1 – On n’a pas ces lettres. (G.A.)

2 – Voyez le Dictionnaire philosophique. (G.A.)

 

 

 

75 - DE L’IMPERATRICE.

 

Ce 31 Mars/11 Avril.

 

 

         Monsieur, vos bénédictions me feront prospérer, malgré le grand froid, la guerre, Moustapha, et son eunuque noir.

 

         L’on vous a dit vrai, monsieur ; un détachement de l’armée du comte Romanzof a passé le Danube, et a causé beaucoup d’effroi sur l’autre rive. Il est vrai encore que vos ennemis les Turcs ont été chassés de la Valachie ; il ne leur reste qu’un seul endroit de ce côté-ci du Danube, nommé Turno. Il y a eu un combat très vif à Gorgora : deux mille musulmans y ont mordu la poussière, et quatre mille au moins ont été noyés dans le Danube ; après quoi le château, qui est situé sur une île de ce fleuve, s’est rendu, par capitulation, au comte Olitz.

 

         Le sultan, très fâché de ces nouvelles pertes, et ne sachant apparemment à qui s’en prendre, a envoyé chercher la tête du hospodar in partibus qu’il fit l’année passée. Celui-ci, soit dit en passant, a trouvé la Valachie presque entière entre nos mains.

 

         On me confirme de toutes parts le bien que vous me dites du nouveau roi de Suède : proche parent, proche voisin, il faut espérer que nous vivrons en paix.

 

         Tout se prépare pour vous satisfaire et donner de la besogne au sultan. Le comte Orlof, qui était venu ici pour un moment, est reparti pour Livourne avec son prince Dolgorouky (1) : ils s’embarqueront pour Paros ; les troupes y campent, et entre autres un gros détachement du régiment des gardes Préotrajeusky.

 

         On ne saurait ajouter, monsieur, aux sentiments d’estime et d’amitié que j’ai pour vous. Caterine.

 

 

1 – Il était venu fêter sa prétendue victoire de Tchesmé, et s’éloignait chargé de la mission d’enlever à Livourne la princesse Tartakanoff. Nous avons dit dans une note de la Correspondance avec le roi de Prusse comment s’y prit ce héros. (G.A.)

 

 

 

 

76 - DE VOLTAIRE.

 

A Ferney, 30 Avril.

 

 

          Madame, j’envoie à votre majesté impériale, selon ses ordres, l’Epître au roi de Danemark (1). Il me paraît qu’elle ne vaut pas celle que j’ai adressée à l’héroïne du Nord. Il semble que j’ai proportionné mon peu de force à la grandeur du sujet.

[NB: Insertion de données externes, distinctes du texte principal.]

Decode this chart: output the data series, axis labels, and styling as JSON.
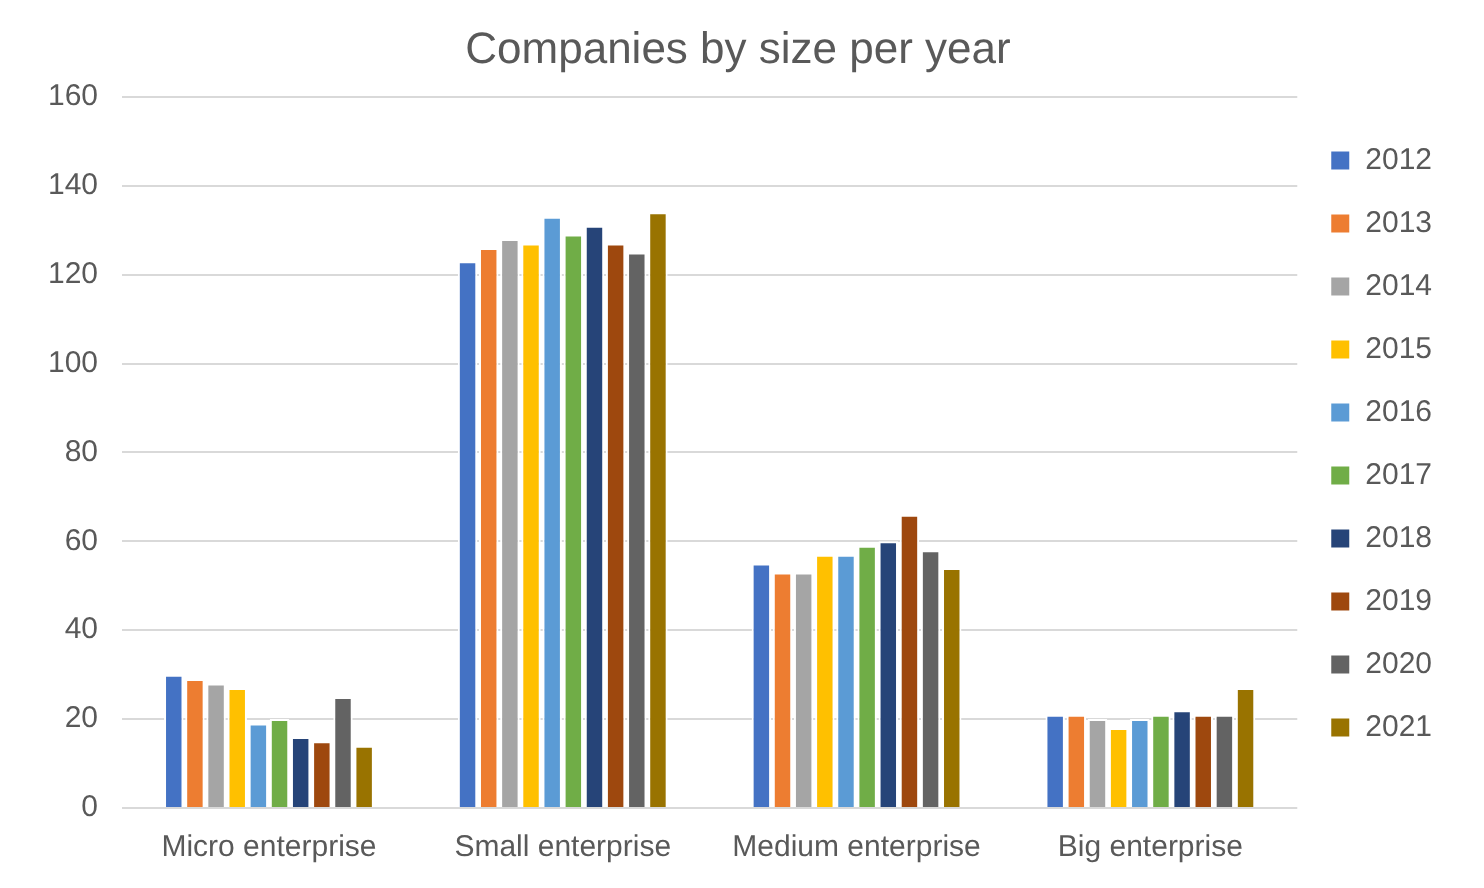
{
  "chart_data": {
    "type": "bar",
    "title": "Companies by size per year",
    "categories": [
      "Micro enterprise",
      "Small enterprise",
      "Medium enterprise",
      "Big enterprise"
    ],
    "series": [
      {
        "name": "2012",
        "color": "#4472c4",
        "values": [
          30,
          123,
          55,
          21
        ]
      },
      {
        "name": "2013",
        "color": "#ed7d31",
        "values": [
          29,
          126,
          53,
          21
        ]
      },
      {
        "name": "2014",
        "color": "#a5a5a5",
        "values": [
          28,
          128,
          53,
          20
        ]
      },
      {
        "name": "2015",
        "color": "#ffc000",
        "values": [
          27,
          127,
          57,
          18
        ]
      },
      {
        "name": "2016",
        "color": "#5b9bd5",
        "values": [
          19,
          133,
          57,
          20
        ]
      },
      {
        "name": "2017",
        "color": "#70ad47",
        "values": [
          20,
          129,
          59,
          21
        ]
      },
      {
        "name": "2018",
        "color": "#264478",
        "values": [
          16,
          131,
          60,
          22
        ]
      },
      {
        "name": "2019",
        "color": "#9e480e",
        "values": [
          15,
          127,
          66,
          21
        ]
      },
      {
        "name": "2020",
        "color": "#636363",
        "values": [
          25,
          125,
          58,
          21
        ]
      },
      {
        "name": "2021",
        "color": "#997300",
        "values": [
          14,
          134,
          54,
          27
        ]
      }
    ],
    "ylim": [
      0,
      160
    ],
    "yticks": [
      0,
      20,
      40,
      60,
      80,
      100,
      120,
      140,
      160
    ],
    "grid": "y",
    "legend": "right"
  }
}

Car, bien que le roi de Danemark fasse aussi le bonheur de ses peuples, bien qu’il ait tiré des coups de canon contre les pirates d’Alger, il n’a point humilié l’orgueil ottoman, il n’a point triomphé de Moustapha ; il n’a pas encore joint le goût des lettres à la gloire des conquêtes.

 

         A l’égard des Welches qui sont à l’occident de l’Allemagne, et vis-à-vis l’Angleterre, ils ne font actuellement nulle conquête depuis qu’ils ont perdu la fertile contrée du Canada ; ils font toujours beaucoup de livres, sans qu’il y en ait un seul de bon ; ils ont de mauvaise musique, et point d’argent. Les parlements du royaume, qui se croyaient le parlement d’Angleterre, à cause de l’équivoque du nom (2), bataillent contre le gouvernement à coups de brochures ; les théâtres retentissent de mauvaises pièces qu’on applaudit : et tout cela compose le premier peuple de l’univers, la première cour de l’univers, les premiers singes de l’univers. Ils ont une guerre civile par écrit, qui ne ressemble pas mal à la guerre civile des rats et des grenouilles.

 

         Je ne sais si le chevalier de Tott (3) sera le premier canonnier de l’univers ; mais je me flatte que le trône ottoman, pour lequel j’ai très peu d’inclination, ne sera pas le premier trône.

 

         J’entends dire dans mes déserts que l’ouverture de la campagne est déjà signalée par une de vos victoires. Je supplie votre majesté impériale de daigner m’instruire si je dois commander ma litière, cette année ou l’année prochaine, pour m’aller promener sur le Bosphore.

 

         Ma colonie travaille en attendant, et profite des bontés de votre majesté ; elle compte faire partir dans huit jours trois ou quatre petites caisses de montres, depuis la valeur d’environ huit louis jusqu’à celle de quatre-vingts. Il y en a en diamants avec votre portrait, peint par un excellent peintre ; toutes les montres sont bonnes et bien réglées. On a travaillé avec le zèle qu’on doit avoir quand il faut vous servir ; tous les prix sont d’un grand tiers meilleur marché qu’en Angleterre ; et cependant rien n’est épargné.

 

         Nous souhaitons tous bien ardemment, dans mon canton, que toutes les heures de ces montres vous soient favorables, et que Moustapha passe toujours de mauvais quarts d’heure.

 

         Que l’héroïne du Nord daigne toujours agréer le profond respect et la reconnaissance du vieux malade du mont Jura.

 

 

1 – Voyez aux Epîtres. (LV)

2 – Voyez dans la section LEGISLATION ET POLITIQUE, l’écrit intitulé, l’Equivoque. (G.A.)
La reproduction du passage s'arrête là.